Tom Simons, money market economist at Jefferies, said the CPI for June will be a mixed number, and he sees some downside risks to the forecast for core inflation.

“A number of things boosted the core in recent months, like airfare. That did not increase as much in June as it did in April and May,” he said. “Also we had some evidence that there is some softness in other core goods – furnishings and electronics.” 

Simons said retailers are indicating that they had miscalculated some inventories. “That’s leading to some discounting, or at a minimum, no more increases,” he said.

Economists expect shelter costs to continue to show strong gains, adding to both headline and core inflation. Simons said energy should add about 0.7% to the headline number, and food prices should be up 1% during June.

As for the Fed, economists say the hot number should fortify the view that the central bank will hike another 75 basis points on top of June’s three-quarter point hike. A basis point equals 0.01 percentage point.

“If it comes in higher than expected, we’ll feel this is definitely the peak,” said Simons. If it comes in lower, the markets will also be encouraged that the pace of inflation could slow, he noted. “Either way, we’re going to end up with some kind of relief rally,” he said.

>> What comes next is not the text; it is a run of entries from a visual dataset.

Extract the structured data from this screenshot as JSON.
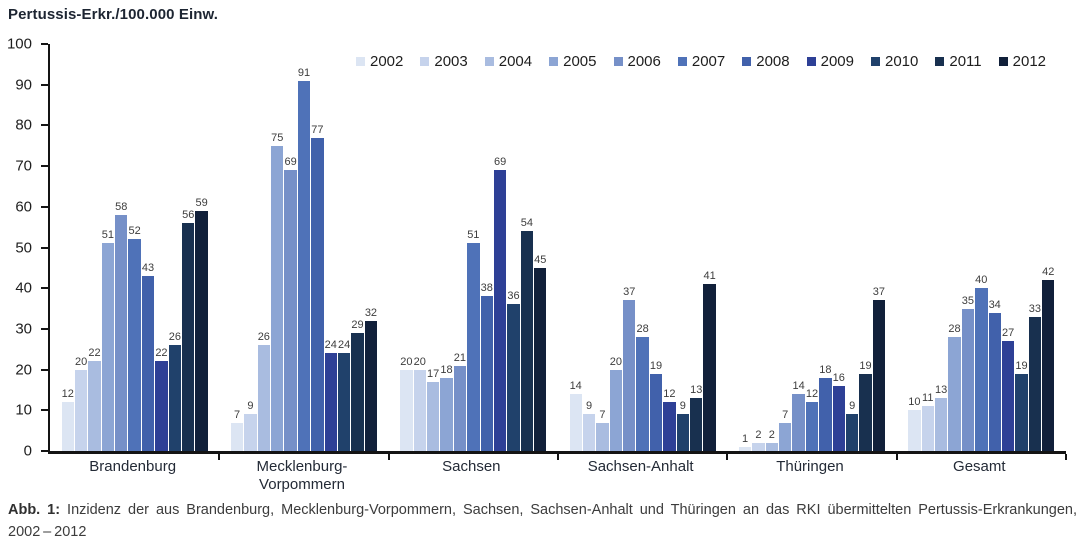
{
  "title": "Pertussis-Erkr./100.000 Einw.",
  "chart_data": {
    "type": "bar",
    "title": "Pertussis-Erkr./100.000 Einw.",
    "ylabel": "Pertussis-Erkr./100.000 Einw.",
    "xlabel": "",
    "ylim": [
      0,
      100
    ],
    "yticks": [
      0,
      10,
      20,
      30,
      40,
      50,
      60,
      70,
      80,
      90,
      100
    ],
    "grid": false,
    "legend_position": "top",
    "categories": [
      "Brandenburg",
      "Mecklenburg-\nVorpommern",
      "Sachsen",
      "Sachsen-Anhalt",
      "Thüringen",
      "Gesamt"
    ],
    "series": [
      {
        "name": "2002",
        "color": "#DCE5F3",
        "values": [
          12,
          7,
          20,
          14,
          1,
          10
        ]
      },
      {
        "name": "2003",
        "color": "#C6D3EC",
        "values": [
          20,
          9,
          20,
          9,
          2,
          11
        ]
      },
      {
        "name": "2004",
        "color": "#A9BCE0",
        "values": [
          22,
          26,
          17,
          7,
          2,
          13
        ]
      },
      {
        "name": "2005",
        "color": "#8CA5D4",
        "values": [
          51,
          75,
          18,
          20,
          7,
          28
        ]
      },
      {
        "name": "2006",
        "color": "#7690C8",
        "values": [
          58,
          69,
          21,
          37,
          14,
          35
        ]
      },
      {
        "name": "2007",
        "color": "#4F72B8",
        "values": [
          52,
          91,
          51,
          28,
          12,
          40
        ]
      },
      {
        "name": "2008",
        "color": "#4161AB",
        "values": [
          43,
          77,
          38,
          19,
          18,
          34
        ]
      },
      {
        "name": "2009",
        "color": "#2E4096",
        "values": [
          22,
          24,
          69,
          12,
          16,
          27
        ]
      },
      {
        "name": "2010",
        "color": "#20416B",
        "values": [
          26,
          24,
          36,
          9,
          9,
          19
        ]
      },
      {
        "name": "2011",
        "color": "#18304F",
        "values": [
          56,
          29,
          54,
          13,
          19,
          33
        ]
      },
      {
        "name": "2012",
        "color": "#11203A",
        "values": [
          59,
          32,
          45,
          41,
          37,
          42
        ]
      }
    ]
  },
  "caption": {
    "label": "Abb. 1:",
    "text": "Inzidenz der aus Brandenburg, Mecklenburg-Vorpommern, Sachsen, Sachsen-Anhalt und Thüringen an das RKI übermittelten Pertussis-Erkrankungen, 2002 – 2012"
  }
}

Gapen said there are signs that transportation costs, like container shipping costs and airline costs are falling, and supply chain issues are unwinding. But he said the high inflation has taken a toll on consumers.

“The CPI needs to be viewed in conjunction with the retail sales data later this month. … The higher prices are eating into consumer purchasing power,” said Gapen.

Economists expect retail sales in June rose 0.9%, up from a decline of 0.3% in June, according to Dow Jones. The retail sales data will be released on Friday. A big part of the headline retail sales gain is expected to be gasoline sales.